About
Dr. Jacqueline Ristola is a Lecturer in the Department of Film and Television at the University of Bristol. She received her PhD in Film and Moving Image Studies from Concordia University, Montréal. Her latest research project examines queer representation in animation, studying how queer artists use animation to experiment an envision alternative configurations of gender and sexuality. She is currently the co-chair for SCMS's Animated Media SIG. Her work is published in Television and New Media, Kinephanos, Synoptique, Con a de animación, and Animation Studies Online Journal, where she was awarded the inaugural Maureen Furniss Student Essay Award. She also co-edited a special issue on LGBTQ Animation for Synoptique: An Online Journal of Film and Moving Image Studies, and has chapters in edited collections on popular television series Steven Universe and Bojack Horseman.
Current Work
Dr.

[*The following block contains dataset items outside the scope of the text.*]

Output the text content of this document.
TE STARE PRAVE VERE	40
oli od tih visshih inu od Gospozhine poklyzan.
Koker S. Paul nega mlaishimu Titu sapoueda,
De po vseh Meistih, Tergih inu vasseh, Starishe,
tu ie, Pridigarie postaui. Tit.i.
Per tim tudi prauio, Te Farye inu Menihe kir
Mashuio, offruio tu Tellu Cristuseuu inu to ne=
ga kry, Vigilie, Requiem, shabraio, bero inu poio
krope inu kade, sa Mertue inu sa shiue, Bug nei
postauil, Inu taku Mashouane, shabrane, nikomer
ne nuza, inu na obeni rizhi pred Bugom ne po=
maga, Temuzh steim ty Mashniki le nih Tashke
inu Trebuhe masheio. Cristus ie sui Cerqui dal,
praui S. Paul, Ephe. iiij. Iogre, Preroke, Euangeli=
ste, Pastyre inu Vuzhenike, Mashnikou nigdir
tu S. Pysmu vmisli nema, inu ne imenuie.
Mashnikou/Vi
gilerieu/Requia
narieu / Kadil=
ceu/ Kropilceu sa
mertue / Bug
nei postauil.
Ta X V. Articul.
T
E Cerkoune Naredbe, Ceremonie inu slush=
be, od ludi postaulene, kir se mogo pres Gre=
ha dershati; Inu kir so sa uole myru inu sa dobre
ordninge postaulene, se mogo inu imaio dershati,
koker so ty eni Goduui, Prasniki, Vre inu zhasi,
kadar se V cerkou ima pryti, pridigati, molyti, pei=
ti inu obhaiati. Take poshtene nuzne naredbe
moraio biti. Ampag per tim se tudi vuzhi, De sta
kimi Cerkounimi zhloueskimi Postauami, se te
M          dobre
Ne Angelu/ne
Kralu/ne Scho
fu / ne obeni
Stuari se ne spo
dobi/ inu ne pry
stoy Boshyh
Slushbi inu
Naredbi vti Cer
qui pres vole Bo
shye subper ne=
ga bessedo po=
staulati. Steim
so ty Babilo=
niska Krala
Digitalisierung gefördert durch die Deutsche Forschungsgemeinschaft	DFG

Ristola's current project engages in a transnational comparative analysis to examine the production of animated queerness across the UK, US, France, and Japan to demonstrate the diverse and innovative methods of queer expression in animation that retheorize queer and trans knowledge and experience. Whereas previous scholarship examines queer and trans representation on the level of narrative, this project attends to the non-narrative aesthetic dimensions of animation, such as design, color, sound, and movement, demonstrating animations unique aesthetic affordances for queer and trans expression. This is a vital intervention within animation studies and the discipline of film and media studies more broadly, as it addresses the issues that scholars of representation have identified, namely the ways in which representation has become mired into simplistic box checking by the media industries.